Der Bund müsse die noch ausstehenden Beträge ausgleichen, forderte die Vorstandsvorsitzende des GKV-Spitzenverbands, Doris Pfeiffer. Außerdem müsse der Staat die Sozialbeiträge für pflegende Angehörige übernehmen, die Pfeiffer allein für 2024 auf rund vier Milliarden Euro schätzte. Mit dem Geld „müssten wir nicht schon wieder über Beitragserhöhungen sprechen“, sagte Pfeiffer. Der GKV-Spitzenverband rechnet bis zum Jahresende mit einem Defizit von knapp 1,8 Mrd. Euro. Ohne Reformen wäre eine Anhebung der Beitragssätze um mindestens 0,25 Prozentpunkte zum Januar 2025 notwendig, damit die Pflegekasse zahlungsfähig bleibe, erklärte der Verband.

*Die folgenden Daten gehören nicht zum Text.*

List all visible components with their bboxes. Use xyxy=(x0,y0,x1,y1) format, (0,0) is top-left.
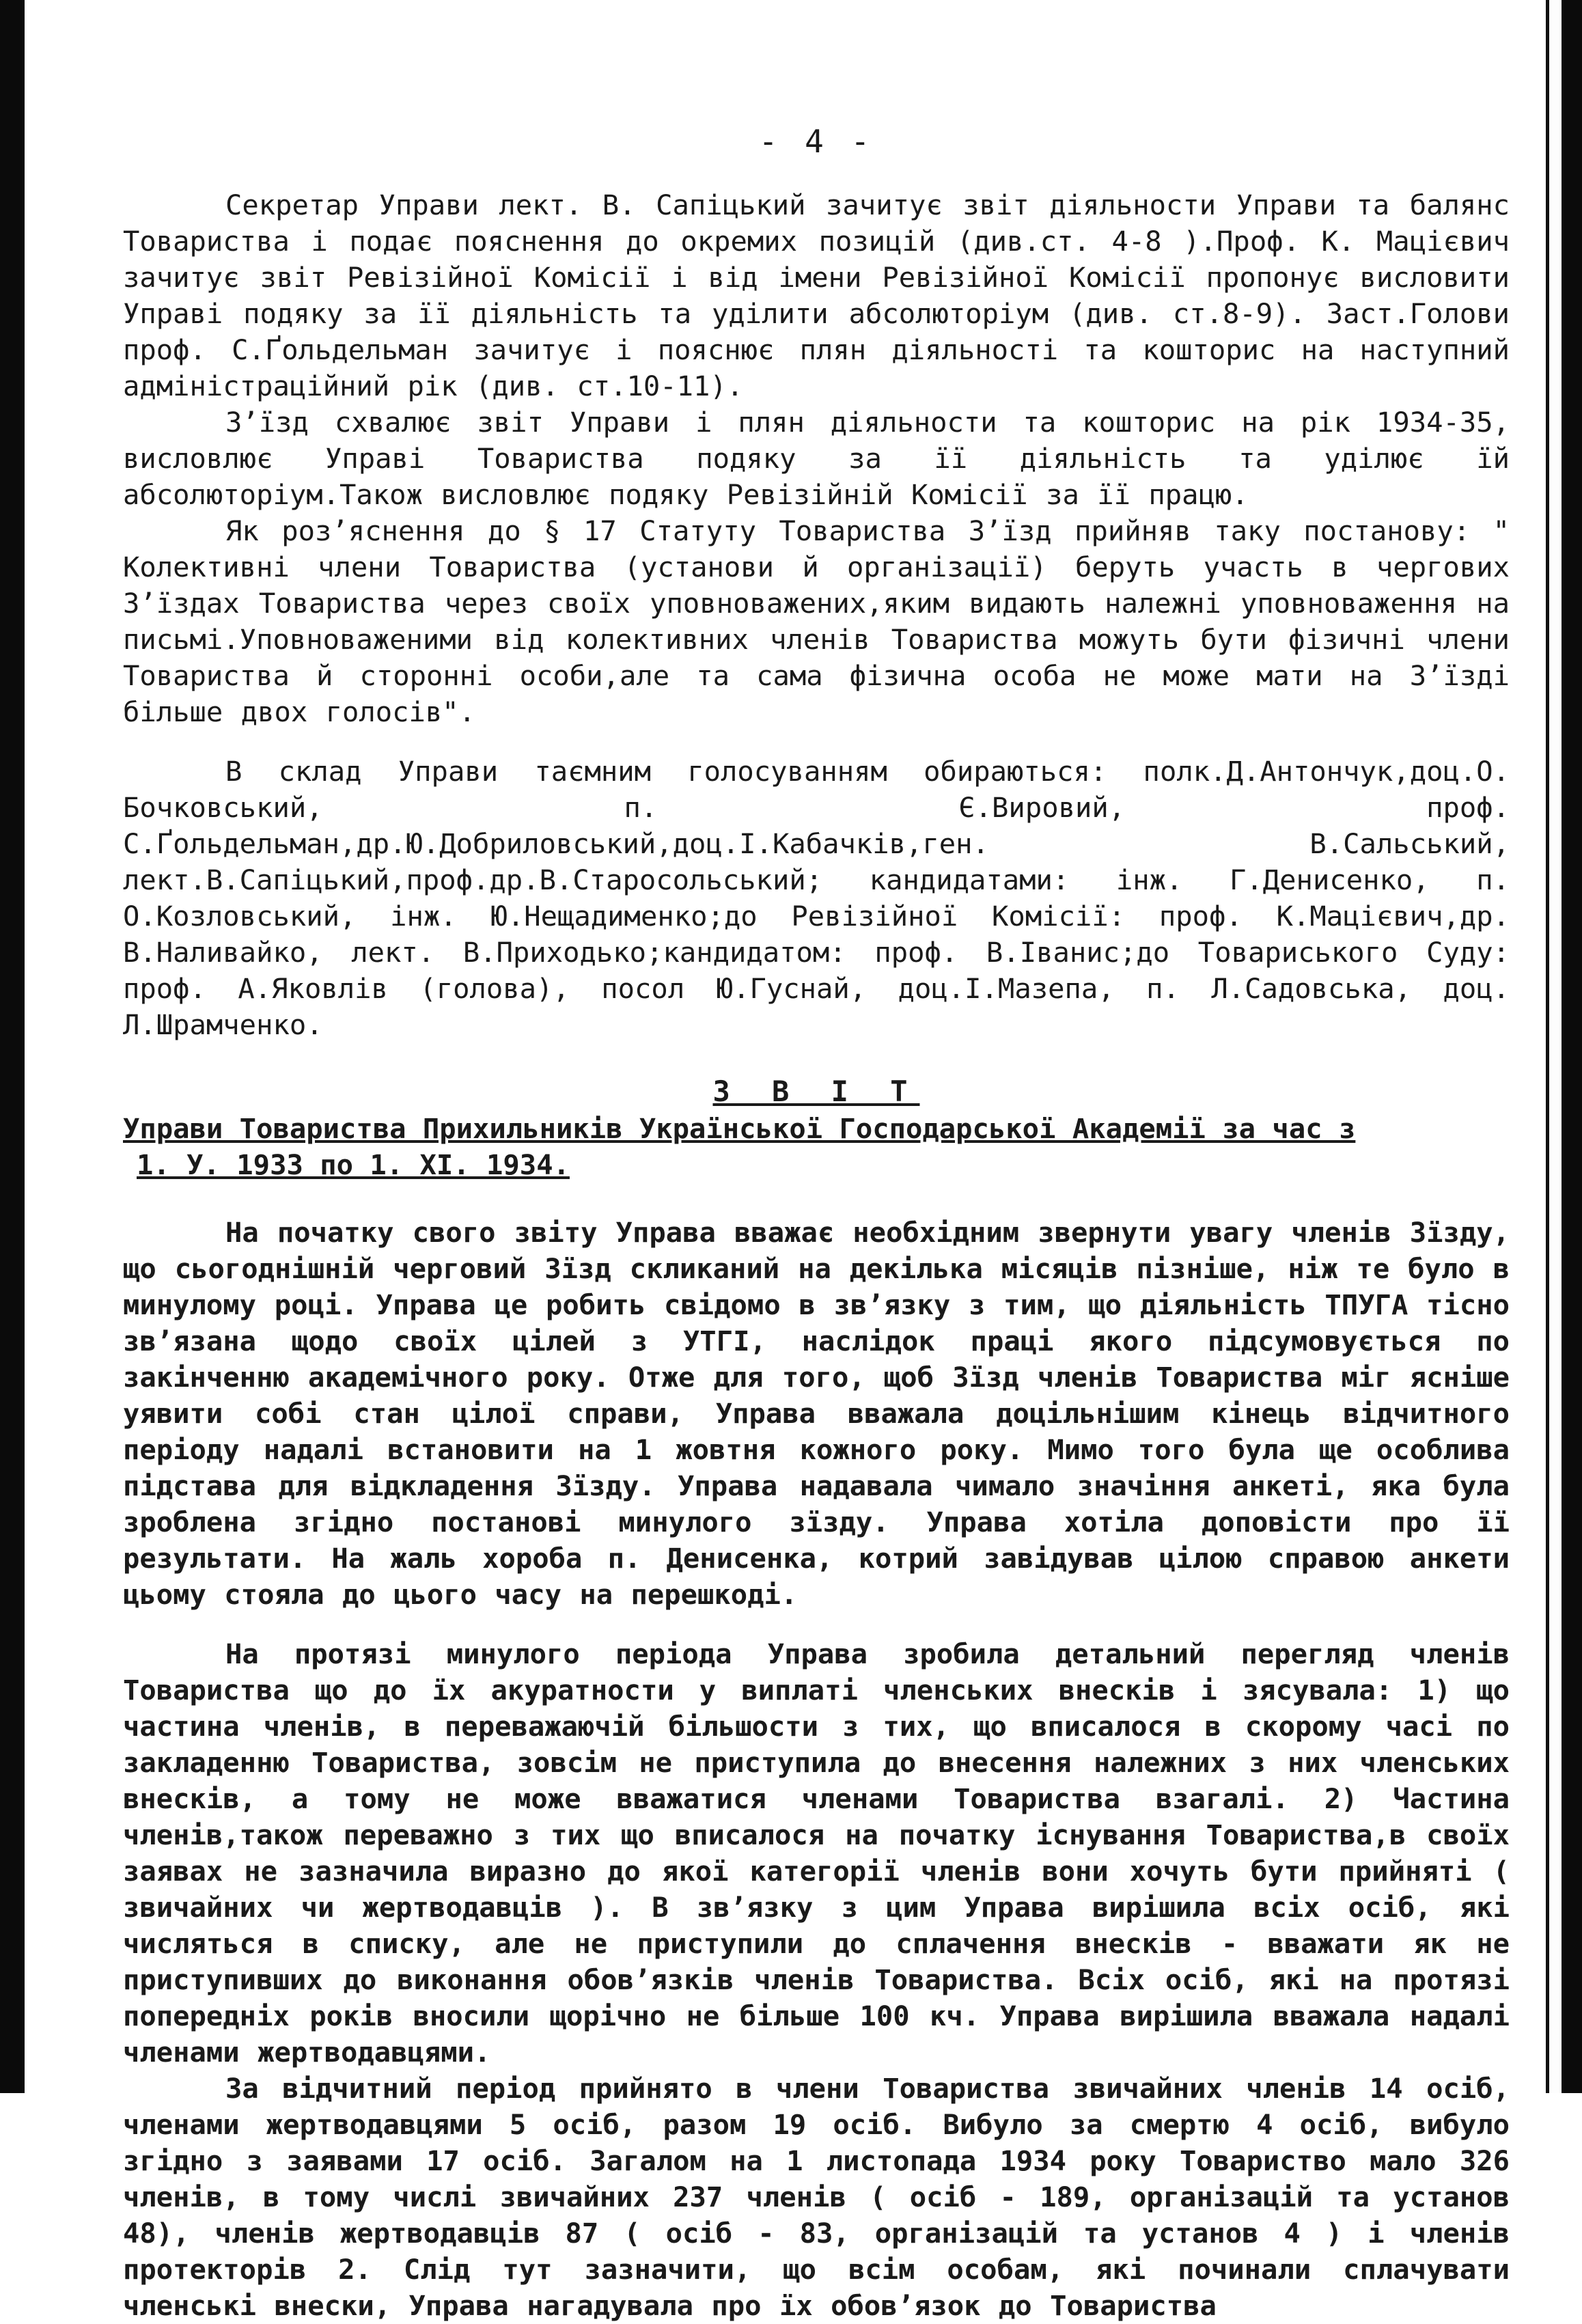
document-page xyxy=(123,123,1510,2322)
paragraph-congress-approval: З’їзд схвалює звіт Управи і плян діяльности та кошторис на рік 1934-35, висловлює Управі Товариства подяку за її діяльність та уділює їй абсолюторіум.Також висловлює подяку Ревізійній Комісії за її працю. xyxy=(123,406,1510,511)
report-title: З В І Т xyxy=(712,1075,920,1108)
report-paragraph-intro: На початку свого звіту Управа вважає необхідним звернути увагу членів Зїзду, що сьогоднішній черговий Зїзд скликаний на декілька місяців пізніше, ніж те було в минулому році. Управа це робить свідомо в зв’язку з тим, що діяльність ТПУГА тісно зв’язана щодо своїх цілей з УТГІ, наслідок праці якого підсумовується по закінченню академічного року. Отже для того, щоб Зїзд членів Товариства міг ясніше уявити собі стан цілої справи, Управа вважала доцільнішим кінець відчитного періоду надалі встановити на 1 жовтня кожного року. Мимо того була ще особлива підстава для відкладення Зїзду. Управа надавала чимало значіння анкеті, яка була зроблена згідно постанові минулого зїзду. Управа хотіла доповісти про її результати. На жаль хороба п. Денисенка, котрий завідував цілою справою анкети цьому стояла до цього часу на перешкоді. xyxy=(123,1216,1510,1611)
page-number: - 4 - xyxy=(758,123,874,160)
report-subtitle-line1: Управи Товариства Прихильників Української Господарської Академії за час з xyxy=(123,1112,1356,1145)
scan-border-right-gap xyxy=(1549,0,1562,2093)
paragraph-board-election: В склад Управи таємним голосуванням обираються: полк.Д.Антончук,доц.О. Бочковський, п. Є.Вировий, проф. С.Ґольдельман,др.Ю.Добриловський,доц.І.Кабачків,ген. В.Сальський, лект.В.Сапіцький,проф.др.В.Старосольський; кандидатами: інж. Г.Денисенко, п. О.Козловський, інж. Ю.Нещадименко;до Ревізійної Комісії: проф. К.Мацієвич,др. В.Наливайко, лект. В.Приходько;кандидатом: проф. В.Іванис;до Товариського Суду: проф. А.Яковлів (голова), посол Ю.Гуснай, доц.І.Мазепа, п. Л.Садовська, доц. Л.Шрамченко. xyxy=(123,755,1510,1041)
paragraph-statute-clarification: Як роз’яснення до § 17 Статуту Товариства З’їзд прийняв таку постанову: " Колективні члени Товариства (установи й організації) беруть участь в чергових З’їздах Товариства через своїх уповноважених,яким видають належні уповноваження на письмі.Уповноваженими від колективних членів Товариства можуть бути фізичні члени Товариства й сторонні особи,але та сама фізична особа не може мати на З’їзді більше двох голосів". xyxy=(123,514,1510,728)
scan-border-right xyxy=(1562,0,1582,2093)
scan-border-left xyxy=(0,0,25,2093)
paragraph-secretary-report: Секретар Управи лект. В. Сапіцький зачитує звіт діяльности Управи та балянс Товариства і подає пояснення до окремих позицій (див.ст. 4-8 ).Проф. К. Мацієвич зачитує звіт Ревізійної Комісії і від імени Ревізійної Комісії пропонує висловити Управі подяку за її діяльність та уділити абсолюторіум (див. ст.8-9). Заст.Голови проф. С.Ґольдельман зачитує і пояснює плян діяльності та кошторис на наступний адміністраційний рік (див. ст.10-11). xyxy=(123,189,1510,402)
report-paragraph-membership-stats: За відчитний період прийнято в члени Товариства звичайних членів 14 осіб, членами жертводавцями 5 осіб, разом 19 осіб. Вибуло за смертю 4 осіб, вибуло згідно з заявами 17 осіб. Загалом на 1 листопада 1934 року Товариство мало 326 членів, в тому числі звичайних 237 членів ( осіб - 189, організацій та установ 48), членів жертводавців 87 ( осіб - 83, організацій та установ 4 ) і членів протекторів 2. Слід тут зазначити, що всім особам, які починали сплачувати членські внески, Управа нагадувала про їх обов’язок до Товариства xyxy=(123,2072,1510,2322)
report-subtitle-line2: 1. У. 1933 по 1. XI. 1934. xyxy=(137,1148,570,1181)
report-paragraph-membership-review: На протязі минулого періода Управа зробила детальний перегляд членів Товариства що до їх акуратности у виплаті членських внесків і зясувала: 1) що частина членів, в переважаючій більшости з тих, що вписалося в скорому часі по закладенню Товариства, зовсім не приступила до внесення належних з них членських внесків, а тому не може вважатися членами Товариства взагалі. 2) Частина членів,також переважно з тих що вписалося на початку існування Товариства,в своїх заявах не зазначила виразно до якої категорії членів вони хочуть бути прийняті ( звичайних чи жертводавців ). В зв’язку з цим Управа вирішила всіх осіб, які числяться в списку, але не приступили до сплачення внесків - вважати як не приступивших до виконання обов’язків членів Товариства. Всіх осіб, які на протязі попередніх років вносили щорічно не більше 100 кч. Управа вирішила вважала надалі членами жертводавцями. xyxy=(123,1637,1510,2069)
report-subtitle xyxy=(123,1111,1510,1183)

Der Krankenkasse DAK zufolge war die Verwendung von Beitragsgeldern während der Pandemie nicht zulässig. Geld aus der Pflegekasse dürfe nur eingesetzt werden, um den Versicherungsschutz der Beitragszahler zu gewährleisten. Die Kasse berief sich auf ein neues Rechtsgutachten. Würde die Summe 2024 zurückgezahlt, könne eine Betragserhöhung vermieden werden, erklärte auch die DAK.

Der Sozialverband VdK warnte, selbst eine Beitragserhöhung von bis zu 0,3 Prozentpunkten würde die Pflegeversicherung nur bis zum Frühjahr 2026 finanzieren. Präsidentin Verena Bentele forderte, auch Beamte, Abgeordnete und Selbständige müssten in die gesetzliche Pflegeversicherung einzahlen. Maria Loheide, Vorständin für Sozialpolitik bei der Diakonie Deutschland, verlangte, die Beitragsbemessungsgrenze anzuheben und Pflegebeiträge auch auf Einkommen aus Kapitalerträgen und Mieteinnahmen zu erheben.

Der Beitragssatz zur Pflegeversicherung beträgt 3,4 Prozent vom Bruttolohn. Kinderlose zahlen vier Prozent. In diesem Jahr rechnet die Bundesregierung Lauterbach zufolge mit 400.000 zusätzlichen Pflegebedürftigen, 2023 stieg ihre Zahl um 360.000. Insgesamt sind rund fünf Millionen Menschen auf Pflege angewiesen; mehr als drei Viertel werden von den Angehörigen versorgt.